I suggest “might not”, lest someone misread it to mean that they are not permitted to (the strict English meaning of “may not”).  Look for “may not” elsewhere also: I saw it in Section 2 as well, and one or two other places.

— Section 2 —

   Thus, DOTS neither specifies how an attack target decides it is under
   DDoS attack, nor does DOTS specify how a mitigator may actually
   mitigate such an attack.

The structure of this “neither...nor” doesn’t work.

NEW
   Thus, DOTS specifies neither how an attack target decides it is under
   DDoS attack, nor how a mitigator may actually mitigate such an attack.
END

Alvaro Retana No Objection

(Adam Roach) No Objection

Comment (2020-02-04 for -16)
Thanks for the work that went into creating this architecture document.
I found it a useful introduction to DOTS.

---------------------------------------------------------------------------

§3.2.5:

Without needing to go into too much detail, it seems that this section would
benefit from citations to RFC 6886, RFC 7659, and ISO/IEC 29341-1-2:2017 as
alternate means to learn about NAT mappings.

Éric Vyncke No Objection

Comment (2020-02-03 for -16)
Dear authors,

Thank you for the work put into this document.
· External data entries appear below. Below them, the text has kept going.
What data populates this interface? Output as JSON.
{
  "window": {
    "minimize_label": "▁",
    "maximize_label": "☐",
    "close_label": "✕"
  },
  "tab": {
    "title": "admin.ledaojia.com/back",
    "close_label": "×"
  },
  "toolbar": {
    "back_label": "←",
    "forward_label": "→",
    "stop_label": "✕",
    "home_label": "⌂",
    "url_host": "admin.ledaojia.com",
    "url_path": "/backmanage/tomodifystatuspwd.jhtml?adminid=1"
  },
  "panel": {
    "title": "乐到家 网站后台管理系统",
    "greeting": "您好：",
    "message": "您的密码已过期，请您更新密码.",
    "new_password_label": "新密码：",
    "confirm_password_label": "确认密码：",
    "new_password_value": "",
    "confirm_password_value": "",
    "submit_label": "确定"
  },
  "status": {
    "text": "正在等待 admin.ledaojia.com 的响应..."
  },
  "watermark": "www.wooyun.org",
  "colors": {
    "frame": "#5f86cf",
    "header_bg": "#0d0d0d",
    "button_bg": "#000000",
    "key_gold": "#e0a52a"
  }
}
As a side note, I really liked the section about the manual/over-the-phone part of it.

Until now, I have read only this document (dots-architecture) from the dots WG, so, please accept my ignorance for details. But, I have a couple of non-blocking questions where your reply will be welcome and appreciated:

Q1) is the monetary cost part of the DOTS signaling ? (I.e., the mitigator telling the target that it will cost so many EUR per hour)

Q2) Using DOTS in an under-attack network, did you consider recommending dual-stack signaling to cope with the rare case where IPv4 is disrupted while IPv6 still works (of course if the DoS is plain flooding this won't help a lot probably; and the dual proposition exists). 

Q3) While I appreciate the value of Anycast DOTS server, hence UDP is mostly required for signaling transport, I wonder whether the choice of UDP (often used AFAIK as volumetric attack as it is easier to spoof) is a good choice compared to TCP or DSCP or ...

Q4) When having multiple DOTS servers, I assume that the case of a dual-stack DOTS server is also covered. Therefore, a word on whether Happy Eyeball (RFC 8305) should probably be useful **IF** applicable

Regards

-éric

Regards,

-éric